Гость обернулся с весёлой улыбкой, которой старался придать естественность.
— Здравствуй, дед Вандес'арос, — с наигранным оживлением заговорил он. — Я так к тебе спешил, что обогнал даже грозу. Теперь она, пожалуй, имеет право меня застигнуть, не подвергая твоё мужество испытанию.
Гонкур почти не смотрел на старика, сидящего в инвалидном кресле. Это была их первая встреча после несчастного случая, лишившего старого археолога возможности передвигаться самостоятельно и, хотя молодой человек подготовился к ней задолго до приезда, он испытывал неловкость и стеснение. Трудно было свыкнуться с мыслью, что его старший товарищ, энергичный и бодрый даже в самые тяжёлые месяцы долгой экспедиции, теперь калека, не владеющий ногами и вынужденный рассчитывать на милость родственников.
Помолчав, Гонкур спросил с вымученной весёлостью:
— Ну, рассказывай, как живёшь, дед?
Старик проницательно взглянул на своего молодого друга из-под густых бровей и погладил клинообразную седую бородку, делающую его похожим на древнего гранда. Глаза его заискрились смехом.
— Вероятно, ты ожидал застигнуть меня погружённым в скорбь и отчаяние, думающим только о своих несчастных ногах, и прилетел по первому призыву, чтобы меня утешать?
Гость сделал протестующий жест, но старый калека избавил его от необходимости лгать.
— Каждый выбирает себе занятия по силам, и, за неимением лучшего, я занялся изучением психологии, но не по книгам, а на живых образцах, — продолжал он.

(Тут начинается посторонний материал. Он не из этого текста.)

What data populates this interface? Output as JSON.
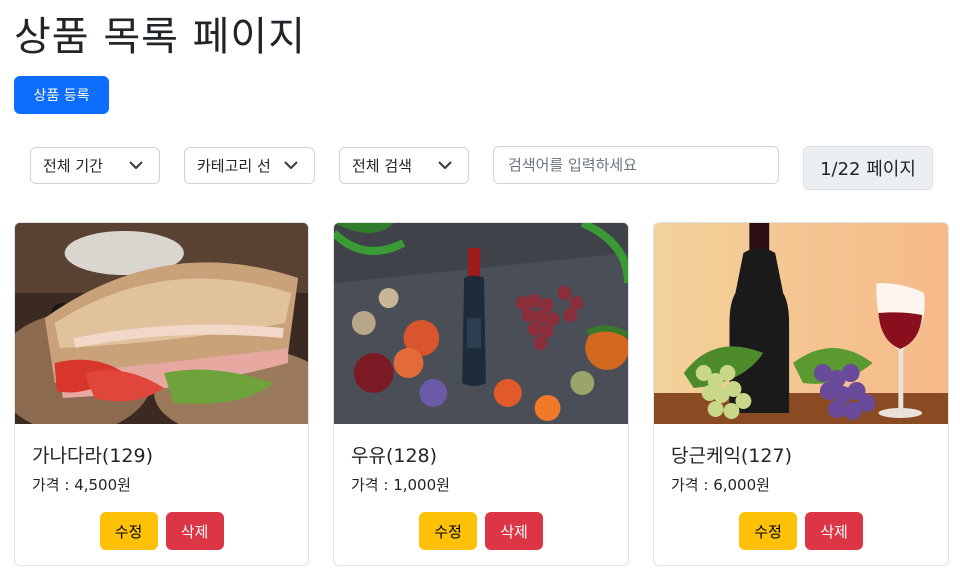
{
  "page": {
    "title": "상품 목록 페이지"
  },
  "toolbar": {
    "register_label": "상품 등록"
  },
  "filters": {
    "period": {
      "selected": "전체 기간"
    },
    "category": {
      "selected": "카테고리 선"
    },
    "search_type": {
      "selected": "전체 검색"
    },
    "search": {
      "placeholder": "검색어를 입력하세요",
      "value": ""
    },
    "page_indicator": "1/22 페이지"
  },
  "products": [
    {
      "title": "가나다라(129)",
      "price": "가격 : 4,500원",
      "edit_label": "수정",
      "delete_label": "삭제",
      "image": "sandwich"
    },
    {
      "title": "우유(128)",
      "price": "가격 : 1,000원",
      "edit_label": "수정",
      "delete_label": "삭제",
      "image": "wine-table"
    },
    {
      "title": "당근케익(127)",
      "price": "가격 : 6,000원",
      "edit_label": "수정",
      "delete_label": "삭제",
      "image": "wine-grapes"
    }
  ],
  "colors": {
    "primary": "#0d6efd",
    "warning": "#ffc107",
    "danger": "#dc3545"
  }
}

Молодой человек удивлённо рассмеялся.
— Да, мой милый, не имея возможности работать и наблюдать за природой, я теперь стал наблюдать за человеком и, знаешь ли, успел пристраститься к этому занятию. Ты, наверное, думаешь, что наблюдения — удел всех стариков?
— Только очень умных стариков, дед, — уточнил Гонкур, чувствуя, как постепенно исчезает мучившая его тяжесть.
Он не учёл, что у его друга, лишённого возможности двигаться, остался бесценный дар понимания и сочувствия, не позволявший ему оставить молодого и полного сил гостя в мучительном смущении при общении с инвалидом, и этим своеобразным началом разговора старик разом пресекал намерение молодого человека тщательно следить за собой, чтобы не допустить ни малейшей бестактности, способной ранить уязвимую душу больного.
— Постарайся обойтись без лести, — попросил дед Вандесарос и добавил, подмигивая, — как это ни трудно при общении со мной.